Imagine if DRM had been invented in the sixteenth century. If it had, then there is very little chance that we’d be enjoying the works of Shakespeare today. We wouldn’t be able to – especially if the company which held the keys, the sixteenth century equivalent of Apple, Amazon or Microsoft, had since folded. Some might argue that this is no bad thing. After all, the real wonders of Rock’n’Roll were recorded in a pre-DRM era – and I doubt that future music historians will care all that much if the oeuvre of Lady Gaga sinks without trace into a digital morass.
If you want someone to be trustworthy, you need to trust them. If you regard everyone as fundamentally untrustworthy then you shouldn’t be surprised if they turn out to be just that. Many developers and artists understand this concept. You buy content (software, music, video etc), you install it, and there are no checks to see if you acquired the content legitimately or not. This freedom means that you can give your content to someone else, provided that you stop using it yourself. That might not be strictly in the terms of the license, but the content provider doesn’t lose out and it generates good feeling.
Unfortunately, the situation with an increasing number of providers is slightly different. Once you install the content on one machine you can’t install it on another machine. So if you upgrade your machine you’re now left with bin-fodder and you need to buy the content all over again. Fair? Definitely not. And the result is that there are a remarkable number of ingenious crackers breaking the DRM and uploading the resultant file.
It’s true that DRM free content is no less likely to end up on a torrent site than that of less enlightened providers. On the other hand there’s very little advantage (other than the financial one) to gaining it in this manner – and several significant disadvantages, not least the lack of support.
Piracy of heavily DRM’d content is a different matter. In this case you lose the support but, in addition to the financial incentive, you also gain the ability to use your content wherever you like, on whatever you like, without the need for an internet connection and without the risk that one day your content will cease to work altogether. Put like that, Piracy may be a crime – but it’s a crime that you’d be daft not to indulge in.
The obsession with DRM can be seen as the last thrashings of a dying industry. I’m not saying that we’ll no longer listen to music, watch video, or play games – just that we’ll get our entertainment from other, DRM free, sources in the future. This has already happened with music (so, unfortunately, Lady Gaga might be with us forever after all) and DRM free music is now commonly available. Video is still locked down, but at least the locked down files can be played offline – and DVDs (and now BluRay) can be copied without too much difficulty. Software is a trickier proposition, with DRM that either requires the CD to be inserted during game play (wrecking battery life on portables, and rendering gameplay all but impossible on a MacBook Air) or, worse, that requires a constant connection to the internet.

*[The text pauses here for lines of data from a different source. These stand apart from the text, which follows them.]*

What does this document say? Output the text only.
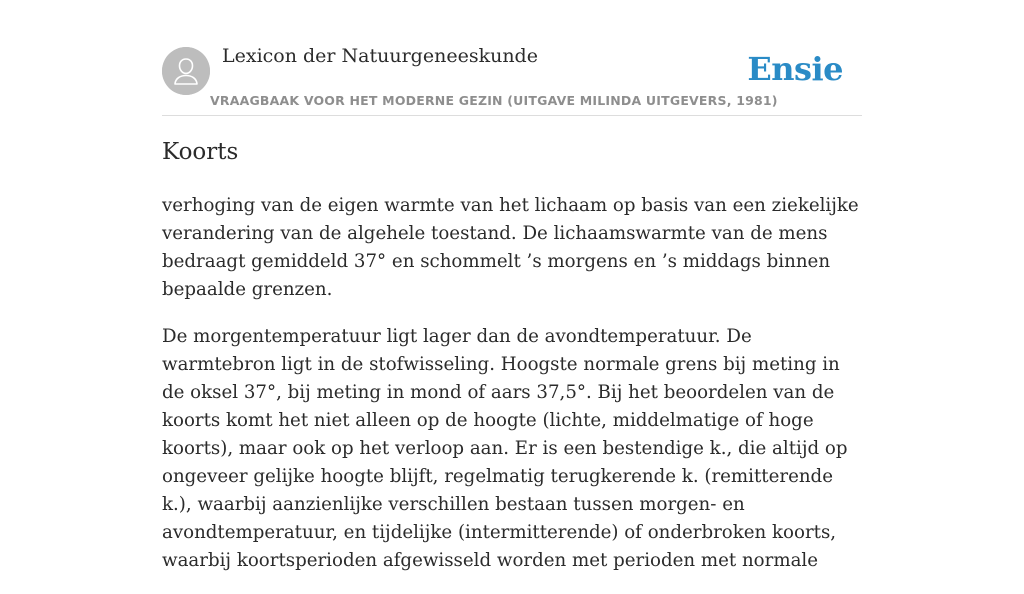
Lexicon der Natuurgeneeskunde
VRAAGBAAK VOOR HET MODERNE GEZIN (UITGAVE MILINDA UITGEVERS, 1981)
Ensie
Koorts

verhoging van de eigen warmte van het lichaam op basis van een ziekelijke verandering van de algehele toestand. De lichaamswarmte van de mens bedraagt gemiddeld 37° en schommelt ’s morgens en ’s middags binnen bepaalde grenzen.

De morgentemperatuur ligt lager dan de avondtemperatuur. De warmtebron ligt in de stofwisseling. Hoogste normale grens bij meting in de oksel 37°, bij meting in mond of aars 37,5°. Bij het beoordelen van de koorts komt het niet alleen op de hoogte (lichte, middelmatige of hoge koorts), maar ook op het verloop aan. Er is een bestendige k., die altijd op ongeveer gelijke hoogte blijft, regelmatig terugkerende k. (remitterende k.), waarbij aanzienlijke verschillen bestaan tussen morgen- en avondtemperatuur, en tijdelijke (intermitterende) of onderbroken koorts, waarbij koortsperioden afgewisseld worden met perioden met normale
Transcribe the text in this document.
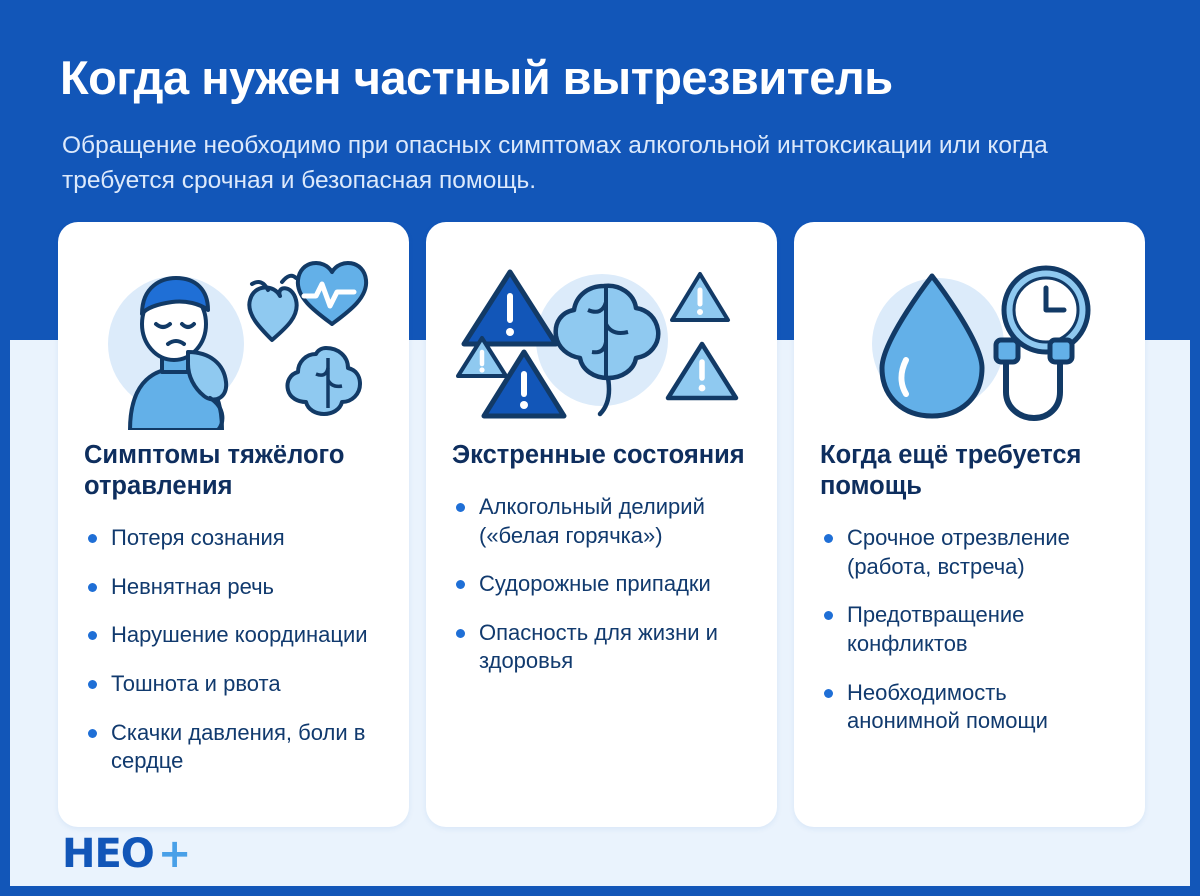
Когда нужен частный вытрезвитель

Обращение необходимо при опасных симптомах алкогольной интоксикации или когда требуется срочная и безопасная помощь.

Симптомы тяжёлого отравления
Потеря сознания
Невнятная речь
Нарушение координации
Тошнота и рвота
Скачки давления, боли в сердце
Экстренные состояния
Алкогольный делирий («белая горячка»)
Судорожные припадки
Опасность для жизни и здоровья
Когда ещё требуется помощь
Срочное отрезвление (работа, встреча)
Предотвращение конфликтов
Необходимость анонимной помощи
НЕО +
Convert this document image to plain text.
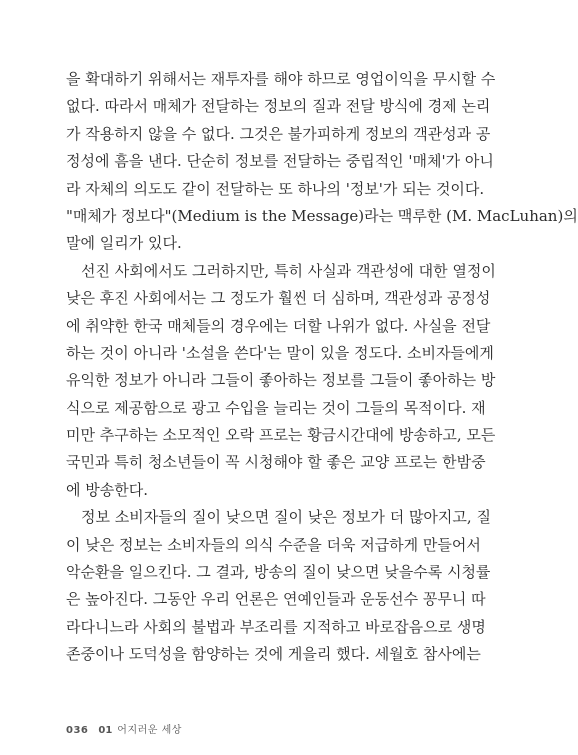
을 확대하기 위해서는 재투자를 해야 하므로 영업이익을 무시할 수
없다. 따라서 매체가 전달하는 정보의 질과 전달 방식에 경제 논리
가 작용하지 않을 수 없다. 그것은 불가피하게 정보의 객관성과 공
정성에 흠을 낸다. 단순히 정보를 전달하는 중립적인 '매체'가 아니
라 자체의 의도도 같이 전달하는 또 하나의 '정보'가 되는 것이다.
"매체가 정보다"(Medium is the Message)라는 맥루한 (M. MacLuhan)의
말에 일리가 있다.
선진 사회에서도 그러하지만, 특히 사실과 객관성에 대한 열정이
낮은 후진 사회에서는 그 정도가 훨씬 더 심하며, 객관성과 공정성
에 취약한 한국 매체들의 경우에는 더할 나위가 없다. 사실을 전달
하는 것이 아니라 '소설을 쓴다'는 말이 있을 정도다. 소비자들에게
유익한 정보가 아니라 그들이 좋아하는 정보를 그들이 좋아하는 방
식으로 제공함으로 광고 수입을 늘리는 것이 그들의 목적이다. 재
미만 추구하는 소모적인 오락 프로는 황금시간대에 방송하고, 모든
국민과 특히 청소년들이 꼭 시청해야 할 좋은 교양 프로는 한밤중
에 방송한다.
정보 소비자들의 질이 낮으면 질이 낮은 정보가 더 많아지고, 질
이 낮은 정보는 소비자들의 의식 수준을 더욱 저급하게 만들어서
악순환을 일으킨다. 그 결과, 방송의 질이 낮으면 낮을수록 시청률
은 높아진다. 그동안 우리 언론은 연예인들과 운동선수 꽁무니 따
라다니느라 사회의 불법과 부조리를 지적하고 바로잡음으로 생명
존중이나 도덕성을 함양하는 것에 게을리 했다. 세월호 참사에는
036 01 어지러운 세상
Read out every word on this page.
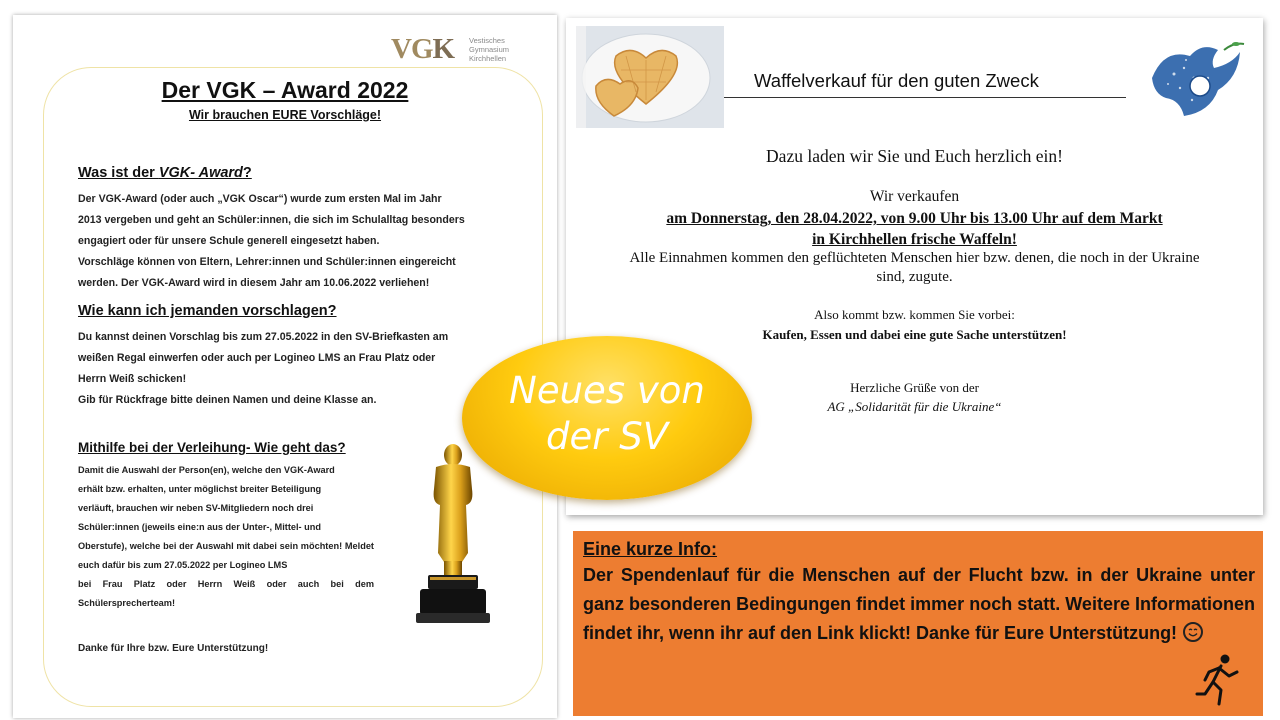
VGK Vestisches
Gymnasium
Kirchhellen
Der VGK – Award 2022
Wir brauchen EURE Vorschläge!
Was ist der VGK- Award?
Der VGK-Award (oder auch „VGK Oscar“) wurde zum ersten Mal im Jahr
2013 vergeben und geht an Schüler:innen, die sich im Schulalltag besonders
engagiert oder für unsere Schule generell eingesetzt haben.
Vorschläge können von Eltern, Lehrer:innen und Schüler:innen eingereicht
werden. Der VGK-Award wird in diesem Jahr am 10.06.2022 verliehen!
Wie kann ich jemanden vorschlagen?
Du kannst deinen Vorschlag bis zum 27.05.2022 in den SV-Briefkasten am
weißen Regal einwerfen oder auch per Logineo LMS an Frau Platz oder
Herrn Weiß schicken!
Gib für Rückfrage bitte deinen Namen und deine Klasse an.
Mithilfe bei der Verleihung- Wie geht das?
Damit die Auswahl der Person(en), welche den VGK-Award
erhält bzw. erhalten, unter möglichst breiter Beteiligung
verläuft, brauchen wir neben SV-Mitgliedern noch drei
Schüler:innen (jeweils eine:n aus der Unter-, Mittel- und
Oberstufe), welche bei der Auswahl mit dabei sein möchten! Meldet euch dafür bis zum 27.05.2022 per Logineo LMS
bei Frau Platz oder Herrn Weiß oder auch bei dem Schülersprecherteam!
Danke für Ihre bzw. Eure Unterstützung!
Waffelverkauf für den guten Zweck
Dazu laden wir Sie und Euch herzlich ein!
Wir verkaufen
am Donnerstag, den 28.04.2022, von 9.00 Uhr bis 13.00 Uhr auf dem Markt
in Kirchhellen frische Waffeln!
Alle Einnahmen kommen den geflüchteten Menschen hier bzw. denen, die noch in der Ukraine sind, zugute.
Also kommt bzw. kommen Sie vorbei:
Kaufen, Essen und dabei eine gute Sache unterstützen!
Herzliche Grüße von der
AG „Solidarität für die Ukraine“
Neues von
der SV
Eine kurze Info:
Der Spendenlauf für die Menschen auf der Flucht bzw. in der Ukraine unter ganz besonderen Bedingungen findet immer noch statt. Weitere Informationen findet ihr, wenn ihr auf den Link klickt! Danke für Eure Unterstützung!
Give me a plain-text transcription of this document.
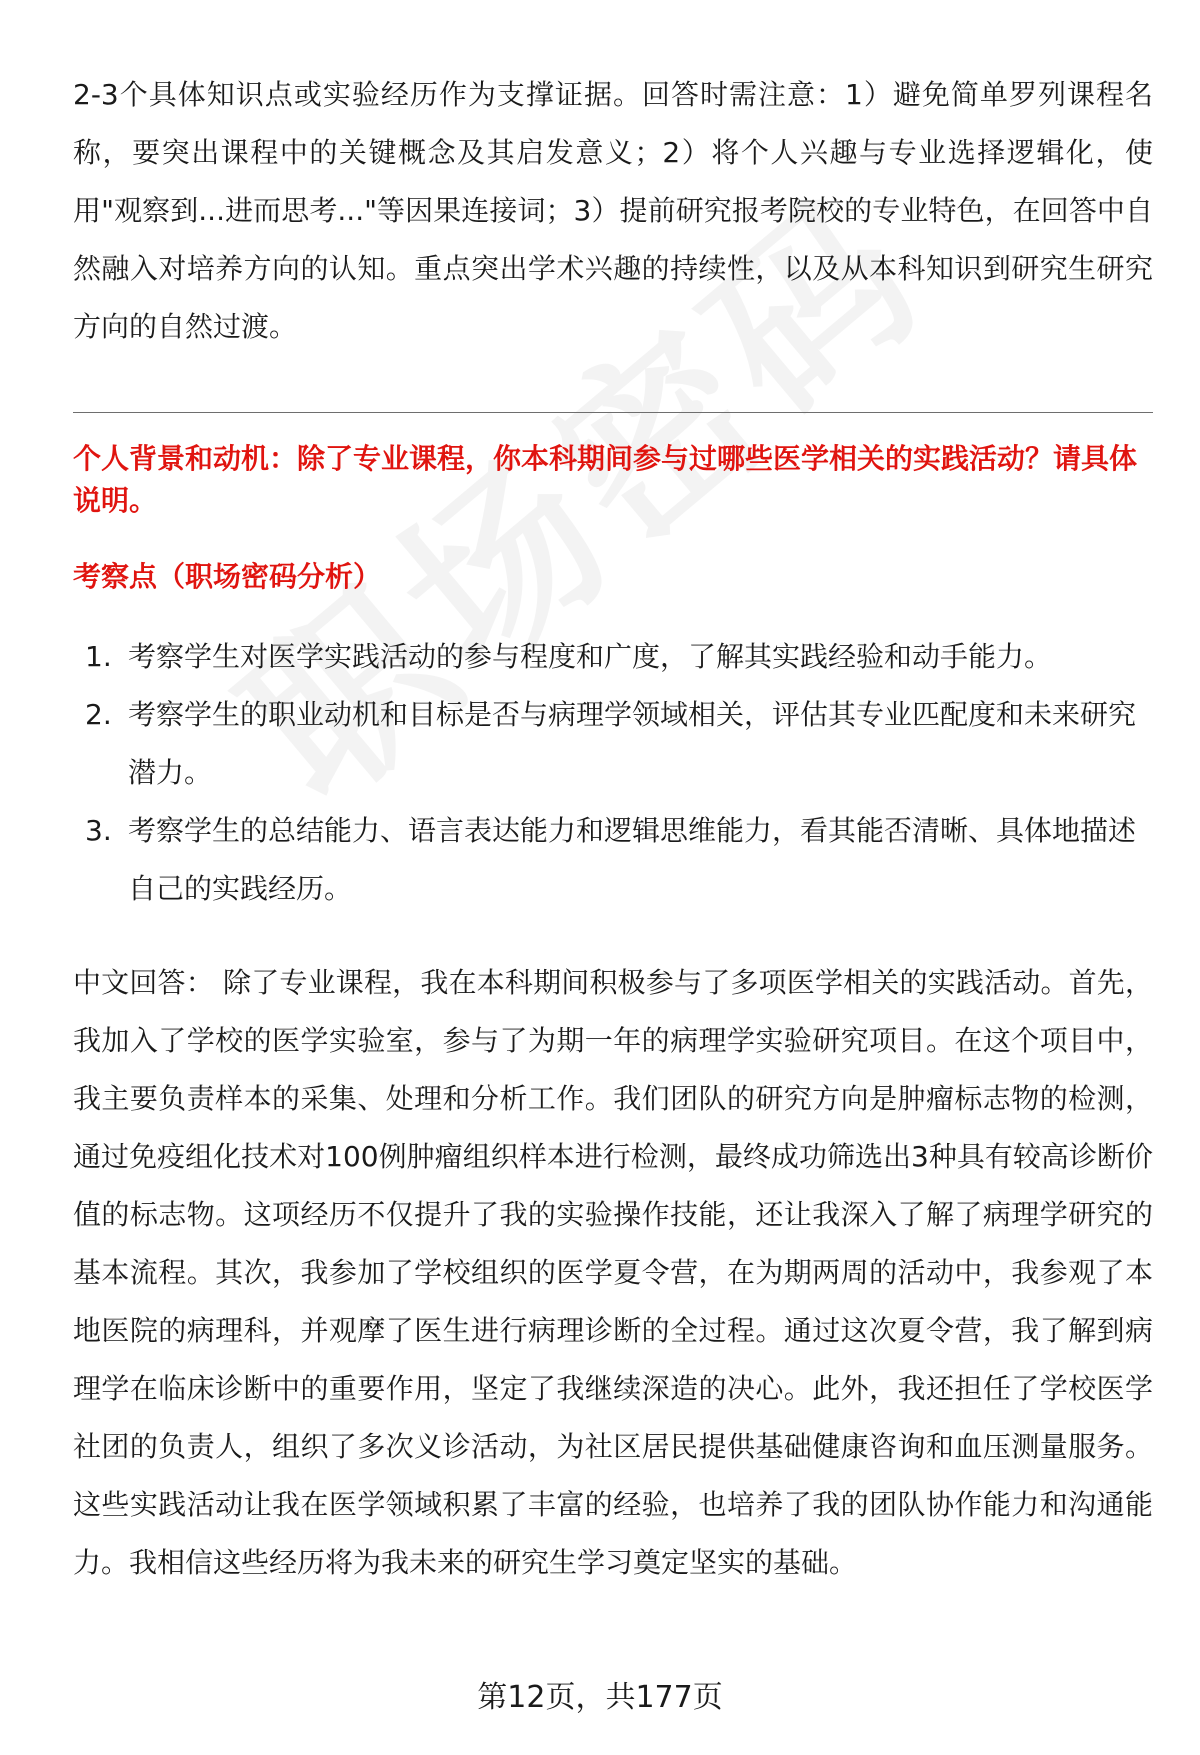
2-3个具体知识点或实验经历作为支撑证据。回答时需注意：1）避免简单罗列课程名称，要突出课程中的关键概念及其启发意义；2）将个人兴趣与专业选择逻辑化，使用"观察到...进而思考..."等因果连接词；3）提前研究报考院校的专业特色，在回答中自然融入对培养方向的认知。重点突出学术兴趣的持续性，以及从本科知识到研究生研究方向的自然过渡。

个人背景和动机：除了专业课程，你本科期间参与过哪些医学相关的实践活动？请具体说明。

考察点（职场密码分析）

1. 考察学生对医学实践活动的参与程度和广度，了解其实践经验和动手能力。
2. 考察学生的职业动机和目标是否与病理学领域相关，评估其专业匹配度和未来研究潜力。
3. 考察学生的总结能力、语言表达能力和逻辑思维能力，看其能否清晰、具体地描述自己的实践经历。

中文回答： 除了专业课程，我在本科期间积极参与了多项医学相关的实践活动。首先，我加入了学校的医学实验室，参与了为期一年的病理学实验研究项目。在这个项目中，我主要负责样本的采集、处理和分析工作。我们团队的研究方向是肿瘤标志物的检测，通过免疫组化技术对100例肿瘤组织样本进行检测，最终成功筛选出3种具有较高诊断价值的标志物。这项经历不仅提升了我的实验操作技能，还让我深入了解了病理学研究的基本流程。其次，我参加了学校组织的医学夏令营，在为期两周的活动中，我参观了本地医院的病理科，并观摩了医生进行病理诊断的全过程。通过这次夏令营，我了解到病理学在临床诊断中的重要作用，坚定了我继续深造的决心。此外，我还担任了学校医学社团的负责人，组织了多次义诊活动，为社区居民提供基础健康咨询和血压测量服务。这些实践活动让我在医学领域积累了丰富的经验，也培养了我的团队协作能力和沟通能力。我相信这些经历将为我未来的研究生学习奠定坚实的基础。

第12页，共177页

DRM won’t kill software, video or any other media, but it will kill any provider who burdens content with protection more strenuous than a serial number. Treated as criminals in this manner, users will either download the unencumbered version from a filesharing site or run into the welcoming arms of Open Source. Linux. Open Office. Tremulous. Hedgewars. All good quality, and all absolutely free. And best of all, nobody gets their head blown off.